Tout cela ne signifie pas que Linux remplacerait partout les OS propriétaires. Pour certaines stations CAO, postes de montage très avancés, ou environnements fortement verrouillés par un éditeur, la migration n’aurait pas de sens. En revanche, sur un serveur d’applications, une gateway IoT, un cluster de calcul ou un parc de portables orientés développement, ne pas considérer Linux revient de plus en plus à se priver volontairement d’un outil robuste.

Linux, c’est la même chose que Windows ou macOS ?

Linux est un système d’exploitation comme Windows ou macOS, mais il repose sur un noyau open source et une logique modulaire. Il existe sous forme de distributions variées qui partagent le même noyau, avec des outils et interfaces parfois très différents. Sur le plan pratique, il remplit les mêmes fonctions (gérer le matériel, lancer des applications), mais avec une organisation interne et un modèle de développement distincts.

Pourquoi parle-t-on tout le temps de ligne de commande sous Linux ?

La ligne de commande est un des points forts de Linux, car elle permet d’automatiser, de diagnostiquer et de configurer le système avec précision. De nombreuses tâches restent faisables en interface graphique, surtout sur des distributions orientées débutants, mais la console devient rapidement l’outil le plus rapide pour gérer des fichiers, des utilisateurs, des services ou des paquets. Pour un usage simple, quelques commandes de base suffisent, le reste vient avec l’expérience.

Une distribution Linux est-elle vraiment gratuite à l’usage ?

Oui, la plupart des distributions Linux destinées au poste de travail ou aux serveurs sont gratuites à télécharger et à utiliser, sans coût de licence. Certaines proposent en plus des offres payantes pour le support, la formation ou des outils de gestion avancée. Dans un contexte professionnel, ce sont ces services annexes qui peuvent être facturés, mais le système en lui-même reste libre et open source.

Peut-on utiliser Linux sur un vieux PC à la place de Windows ?

C’est même l’un de ses cas d’usage courants.
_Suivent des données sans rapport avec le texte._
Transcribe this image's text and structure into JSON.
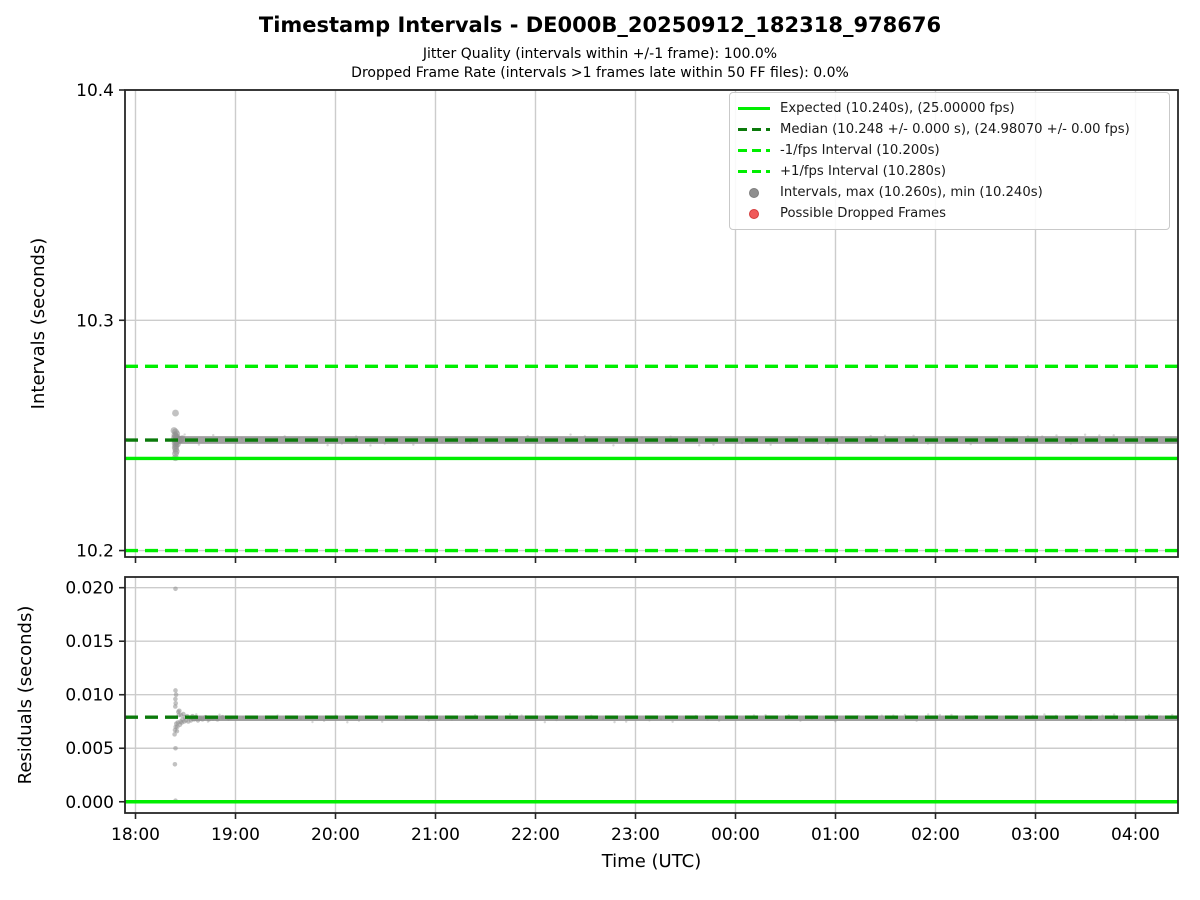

Des distributions légères comme Lubuntu ou Xubuntu fonctionnent bien sur des machines avec peu de mémoire et un processeur ancien. L’interface sera moins gourmande qu’un Windows récent, ce qui redonne de la réactivité pour le web, la bureautique et des outils de développement. Il reste nécessaire de vérifier les pilotes pour certains périphériques, mais le gain perçu par l’utilisateur est souvent important.

Linux convient-il pour les jeux vidéo et la création multimédia ?

La situation progresse, mais reste contrastée. Pour les jeux, beaucoup de titres Steam tournent correctement grâce à Proton, et certains éditeurs proposent des versions natives Linux. Pour la création, des outils comme GIMP, Inkscape, Blender ou Kdenlive couvrent déjà de nombreux besoins. En revanche, si une équipe dépend de logiciels propriétaires très spécifiques (suite Adobe, plugins audio particuliers), il faut tester sérieusement avant d’envisager une bascule complète.